The vision of Lutfi al-Sayyid and Taha Hussein: Egypt as a modern civil state, whose universities are beacons of free thought and whose only academic creed is science.

And the opposing vision: Egypt as a backward state in which every institution—including the university—is subjected to religious guardianship, where education becomes indoctrination and preaching rather than inquiry and criticism.

There is no middle ground. Opening a single Riwaq is the beginning of the end.

The outcome is inevitable: a clinically dead Egyptian university graduating generations that memorize jurisprudence and prohibit reason.

God have mercy on the days when university presidents were philosophers and deans were critics.

Who will save Egypt?


(*) Pay attention, please! Egypt is moving backwards.

by Pr.
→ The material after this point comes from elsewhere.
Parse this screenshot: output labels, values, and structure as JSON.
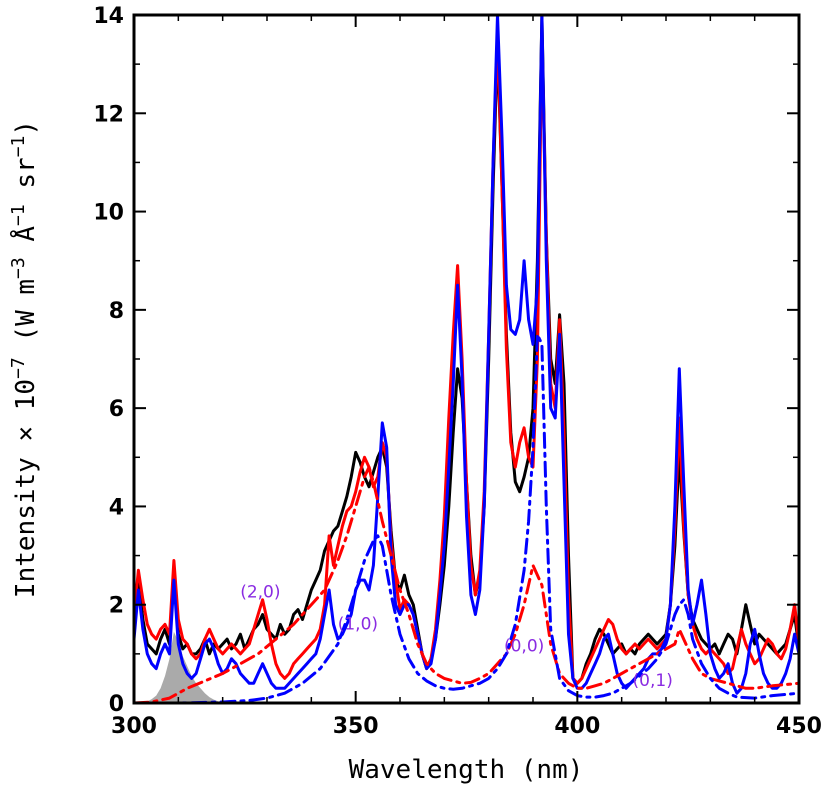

Hamed Abdallah Hamed –

God have mercy on the days of Ahmed Lutfi al-Sayyid, the Teacher of the Generation, the first president of the oldest and most important university in Egypt and the entire East—Cairo University—and the man who proclaimed: “Egypt for the Egyptians.”

And God have mercy on Taha Hussein, dean of its Faculty of Arts and the “Leader of the Enlightened,” who declared that “education is like water and air for all Egyptians,” and that “science is to the university what religion is to life.”

May God help us endure these cursed times, in which Egypt has become “for the Azharites,” the Ministry of Education has become a “Ministry of Kuttabs,” and the Ministry of Higher Education has become a “Ministry of Taliban-Style Education.”

Like Umm Kulthum, one can only lament:

“We want to return to the way things once were.
Tell Time to come back, O Time!”

And, recalling al-Baroudi:

“Knowledge has departed and the days have passed away.
Peace be upon knowledge, and peace be upon time.”